After all, men have quickly become masters at another kind of intimacy: fatherhood. Many contemporary fathers feel that they are an upgrade from the previous version. Warm, loving, generous fathers are lionized in the culture rather than scorned, points out Terry Real. "The current generation of men is much better as fathers than their fathers were," he says, "but it's not clear to me that we're much better husbands than our fathers were." The difference is that much less risk is involved in being vulnerable or intimate with your child than there is with your mate.

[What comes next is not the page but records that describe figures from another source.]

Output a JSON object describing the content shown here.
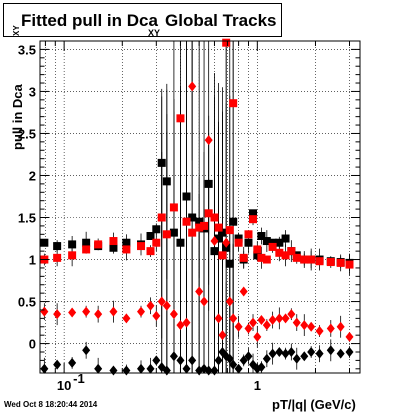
{
  "title": {
    "main": "Fitted pull in Dca",
    "sub": "XY",
    "tail": "Global Tracks"
  },
  "footer": {
    "timestamp": "Wed Oct  8 18:20:44 2014"
  },
  "chart_data": {
    "type": "scatter",
    "title": "Fitted pull in Dca XY Global Tracks",
    "xlabel": "pT/|q| (GeV/c)",
    "ylabel": "pull in Dca XY",
    "x_scale": "log",
    "xlim": [
      0.075,
      3.4
    ],
    "ylim": [
      -0.35,
      3.6
    ],
    "grid": true,
    "x_tick_labels": [
      {
        "v": 0.1,
        "t": "10"
      },
      {
        "v": 1,
        "t": "1"
      }
    ],
    "y_tick_labels": [
      "0",
      "0.5",
      "1",
      "1.5",
      "2",
      "2.5",
      "3",
      "3.5"
    ],
    "series": [
      {
        "color": "#000000",
        "marker": "square",
        "points": [
          [
            0.079,
            1.2
          ],
          [
            0.092,
            1.16
          ],
          [
            0.11,
            1.18
          ],
          [
            0.13,
            1.2
          ],
          [
            0.15,
            1.16
          ],
          [
            0.18,
            1.14
          ],
          [
            0.21,
            1.2
          ],
          [
            0.25,
            1.18
          ],
          [
            0.28,
            1.28
          ],
          [
            0.3,
            1.36
          ],
          [
            0.32,
            2.15
          ],
          [
            0.34,
            1.93
          ],
          [
            0.37,
            1.32
          ],
          [
            0.4,
            1.2
          ],
          [
            0.43,
            1.75
          ],
          [
            0.46,
            1.5
          ],
          [
            0.5,
            1.45
          ],
          [
            0.53,
            1.37
          ],
          [
            0.56,
            1.9
          ],
          [
            0.6,
            1.1
          ],
          [
            0.63,
            1.25
          ],
          [
            0.66,
            1.32
          ],
          [
            0.69,
            1.14
          ],
          [
            0.72,
            0.95
          ],
          [
            0.75,
            1.45
          ],
          [
            0.8,
            1.25
          ],
          [
            0.85,
            1.0
          ],
          [
            0.9,
            1.2
          ],
          [
            0.95,
            1.55
          ],
          [
            1.0,
            1.05
          ],
          [
            1.05,
            1.28
          ],
          [
            1.12,
            1.22
          ],
          [
            1.2,
            1.2
          ],
          [
            1.3,
            1.2
          ],
          [
            1.4,
            1.25
          ],
          [
            1.5,
            1.1
          ],
          [
            1.6,
            1.05
          ],
          [
            1.75,
            1.0
          ],
          [
            1.9,
            1.0
          ],
          [
            2.1,
            1.0
          ],
          [
            2.4,
            0.98
          ],
          [
            2.7,
            0.97
          ],
          [
            3.0,
            0.96
          ]
        ]
      },
      {
        "color": "#ff0000",
        "marker": "square",
        "points": [
          [
            0.079,
            1.0
          ],
          [
            0.092,
            1.02
          ],
          [
            0.11,
            1.05
          ],
          [
            0.13,
            1.12
          ],
          [
            0.15,
            1.18
          ],
          [
            0.18,
            1.22
          ],
          [
            0.21,
            1.12
          ],
          [
            0.25,
            1.16
          ],
          [
            0.28,
            1.1
          ],
          [
            0.3,
            1.2
          ],
          [
            0.32,
            1.5
          ],
          [
            0.34,
            1.3
          ],
          [
            0.37,
            1.62
          ],
          [
            0.4,
            2.68
          ],
          [
            0.43,
            1.45
          ],
          [
            0.46,
            1.32
          ],
          [
            0.5,
            1.38
          ],
          [
            0.53,
            1.4
          ],
          [
            0.56,
            1.55
          ],
          [
            0.6,
            1.5
          ],
          [
            0.63,
            1.38
          ],
          [
            0.66,
            1.05
          ],
          [
            0.69,
            3.58
          ],
          [
            0.72,
            1.35
          ],
          [
            0.75,
            2.86
          ],
          [
            0.8,
            1.2
          ],
          [
            0.85,
            1.02
          ],
          [
            0.9,
            1.3
          ],
          [
            0.95,
            1.48
          ],
          [
            1.0,
            1.12
          ],
          [
            1.05,
            1.02
          ],
          [
            1.12,
            1.0
          ],
          [
            1.2,
            1.15
          ],
          [
            1.3,
            1.08
          ],
          [
            1.4,
            1.05
          ],
          [
            1.5,
            1.1
          ],
          [
            1.6,
            1.02
          ],
          [
            1.75,
            1.0
          ],
          [
            1.9,
            1.0
          ],
          [
            2.1,
            0.98
          ],
          [
            2.4,
            0.97
          ],
          [
            2.7,
            0.96
          ],
          [
            3.0,
            0.94
          ]
        ]
      },
      {
        "color": "#ff0000",
        "marker": "diamond",
        "points": [
          [
            0.079,
            0.38
          ],
          [
            0.092,
            0.35
          ],
          [
            0.11,
            0.37
          ],
          [
            0.13,
            0.38
          ],
          [
            0.15,
            0.35
          ],
          [
            0.18,
            0.38
          ],
          [
            0.21,
            0.3
          ],
          [
            0.25,
            0.38
          ],
          [
            0.28,
            0.45
          ],
          [
            0.3,
            0.33
          ],
          [
            0.32,
            0.5
          ],
          [
            0.34,
            0.45
          ],
          [
            0.37,
            0.35
          ],
          [
            0.4,
            0.22
          ],
          [
            0.43,
            0.25
          ],
          [
            0.46,
            3.06
          ],
          [
            0.5,
            0.62
          ],
          [
            0.53,
            0.5
          ],
          [
            0.56,
            2.42
          ],
          [
            0.6,
            1.22
          ],
          [
            0.63,
            0.3
          ],
          [
            0.66,
            0.1
          ],
          [
            0.69,
            1.2
          ],
          [
            0.72,
            0.5
          ],
          [
            0.75,
            0.3
          ],
          [
            0.8,
            0.2
          ],
          [
            0.85,
            0.62
          ],
          [
            0.9,
            0.18
          ],
          [
            0.95,
            0.25
          ],
          [
            1.0,
            0.08
          ],
          [
            1.05,
            0.28
          ],
          [
            1.12,
            0.22
          ],
          [
            1.2,
            0.28
          ],
          [
            1.3,
            0.3
          ],
          [
            1.4,
            0.3
          ],
          [
            1.5,
            0.35
          ],
          [
            1.6,
            0.25
          ],
          [
            1.75,
            0.22
          ],
          [
            1.9,
            0.2
          ],
          [
            2.1,
            0.15
          ],
          [
            2.4,
            0.18
          ],
          [
            2.7,
            0.2
          ],
          [
            3.0,
            0.08
          ]
        ]
      },
      {
        "color": "#000000",
        "marker": "diamond",
        "points": [
          [
            0.079,
            -0.3
          ],
          [
            0.092,
            -0.25
          ],
          [
            0.11,
            -0.23
          ],
          [
            0.13,
            -0.08
          ],
          [
            0.15,
            -0.3
          ],
          [
            0.18,
            -0.32
          ],
          [
            0.21,
            -0.32
          ],
          [
            0.25,
            -0.3
          ],
          [
            0.28,
            -0.3
          ],
          [
            0.3,
            -0.2
          ],
          [
            0.32,
            -0.28
          ],
          [
            0.34,
            -0.32
          ],
          [
            0.37,
            -0.15
          ],
          [
            0.4,
            -0.2
          ],
          [
            0.43,
            -0.3
          ],
          [
            0.46,
            -0.2
          ],
          [
            0.5,
            -0.32
          ],
          [
            0.53,
            -0.3
          ],
          [
            0.56,
            -0.32
          ],
          [
            0.6,
            -0.32
          ],
          [
            0.63,
            -0.2
          ],
          [
            0.66,
            -0.1
          ],
          [
            0.69,
            -0.15
          ],
          [
            0.72,
            -0.18
          ],
          [
            0.75,
            -0.25
          ],
          [
            0.8,
            -0.3
          ],
          [
            0.85,
            -0.2
          ],
          [
            0.9,
            -0.15
          ],
          [
            0.95,
            -0.25
          ],
          [
            1.0,
            -0.3
          ],
          [
            1.05,
            -0.28
          ],
          [
            1.12,
            -0.18
          ],
          [
            1.2,
            -0.12
          ],
          [
            1.3,
            -0.1
          ],
          [
            1.4,
            -0.12
          ],
          [
            1.5,
            -0.1
          ],
          [
            1.6,
            -0.18
          ],
          [
            1.75,
            -0.15
          ],
          [
            1.9,
            -0.1
          ],
          [
            2.1,
            -0.12
          ],
          [
            2.4,
            -0.08
          ],
          [
            2.7,
            -0.12
          ],
          [
            3.0,
            -0.1
          ]
        ]
      }
    ]
  }
}
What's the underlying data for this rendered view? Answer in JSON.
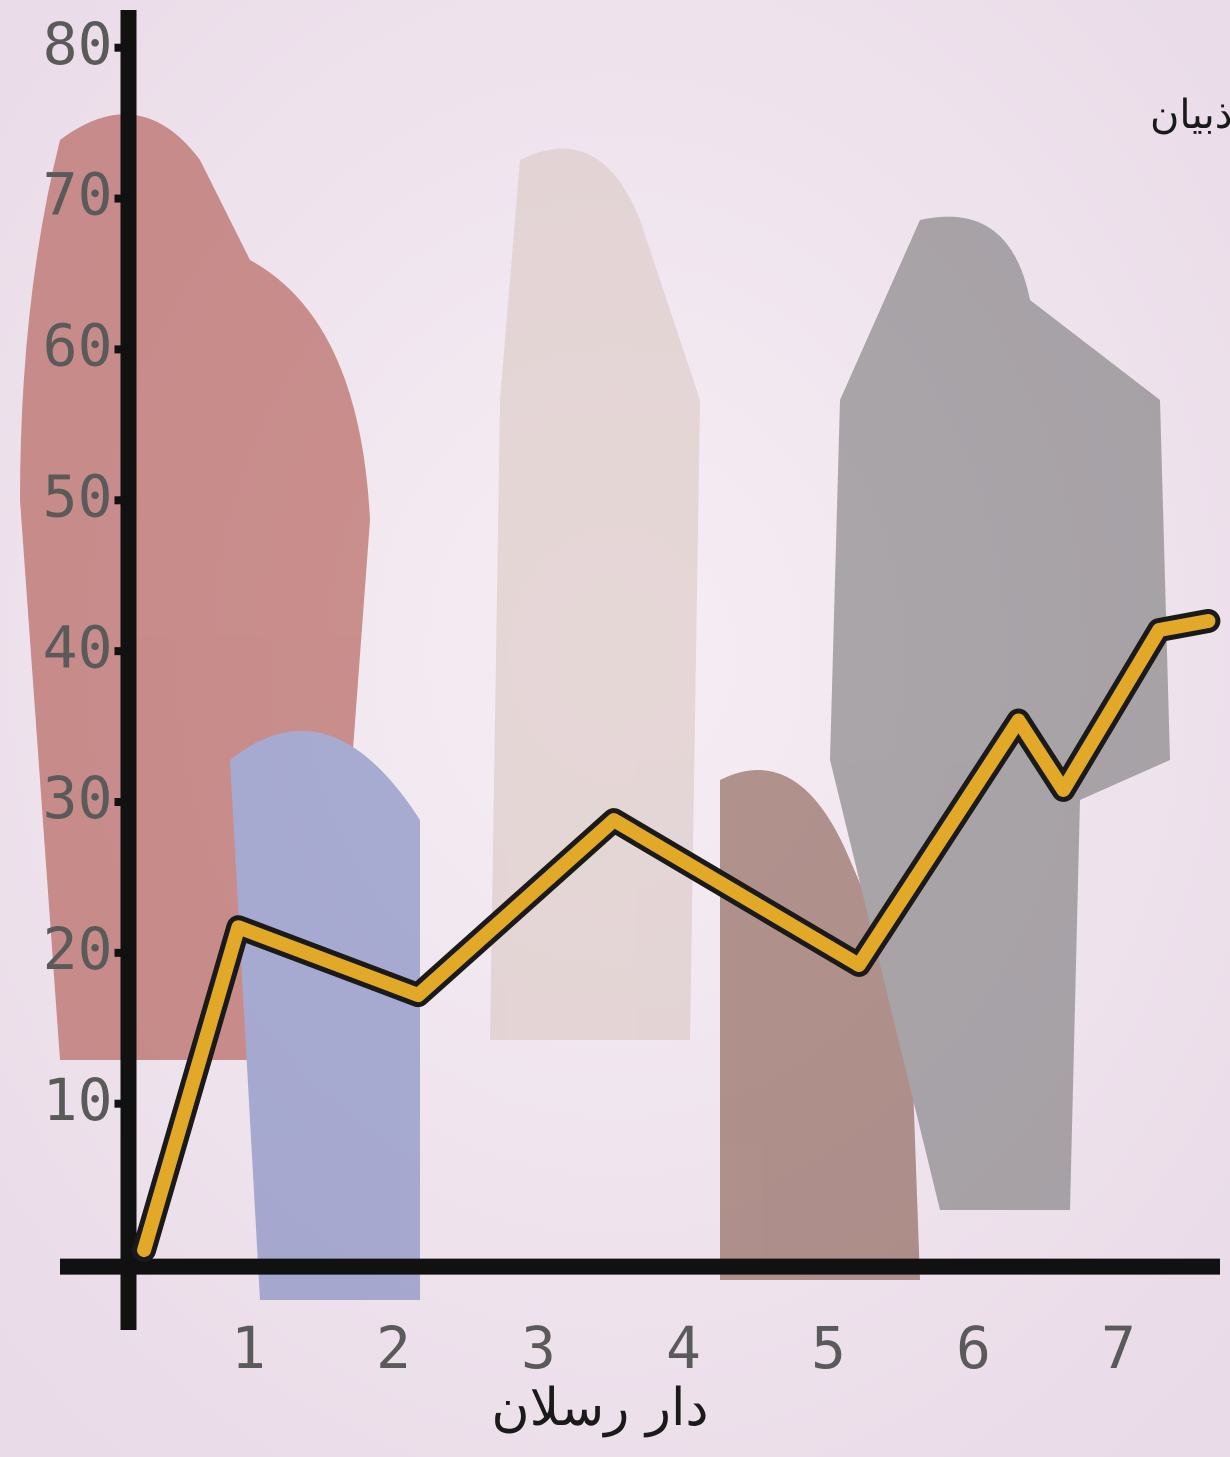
{
  "chart_data": {
    "type": "line",
    "author": "تأليف: ندا ذبيان",
    "publisher": "دار رسلان",
    "x": [
      0.28,
      0.93,
      2.17,
      3.52,
      5.21,
      6.31,
      6.62,
      7.28,
      7.62
    ],
    "values": [
      0.3,
      21.7,
      17.2,
      28.8,
      19.2,
      35.4,
      30.8,
      41.4,
      42
    ],
    "color": "#e2a928",
    "xlim": [
      -0.3,
      7.7
    ],
    "ylim": [
      -5,
      82.5
    ],
    "xticks": [
      1,
      2,
      3,
      4,
      5,
      6,
      7
    ],
    "yticks": [
      10,
      20,
      30,
      40,
      50,
      60,
      70,
      80
    ]
  }
}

The relationship of parent and child is not that of equals, and while we may have a lot of expectations of our children, we generally don't look to them for complete emotional fulfillment.

Truth be known, most men want the same thing from their mates that their wives are looking for in their husbands. They want to be understood by them, even if it means understanding themselves first. There is plenty of evidence that men want and need marriage as much as women do and are willing to learn new dance steps. Just put them in bullet points, and let us lead sometimes.

Sean Elder's essay "The Lock Box" appeared in The Bastard on the Couch: 27 Men Try Really Hard to Explain Their Feelings About Love, Loss, Fatherhood and Freedom (William Morrow, 2004).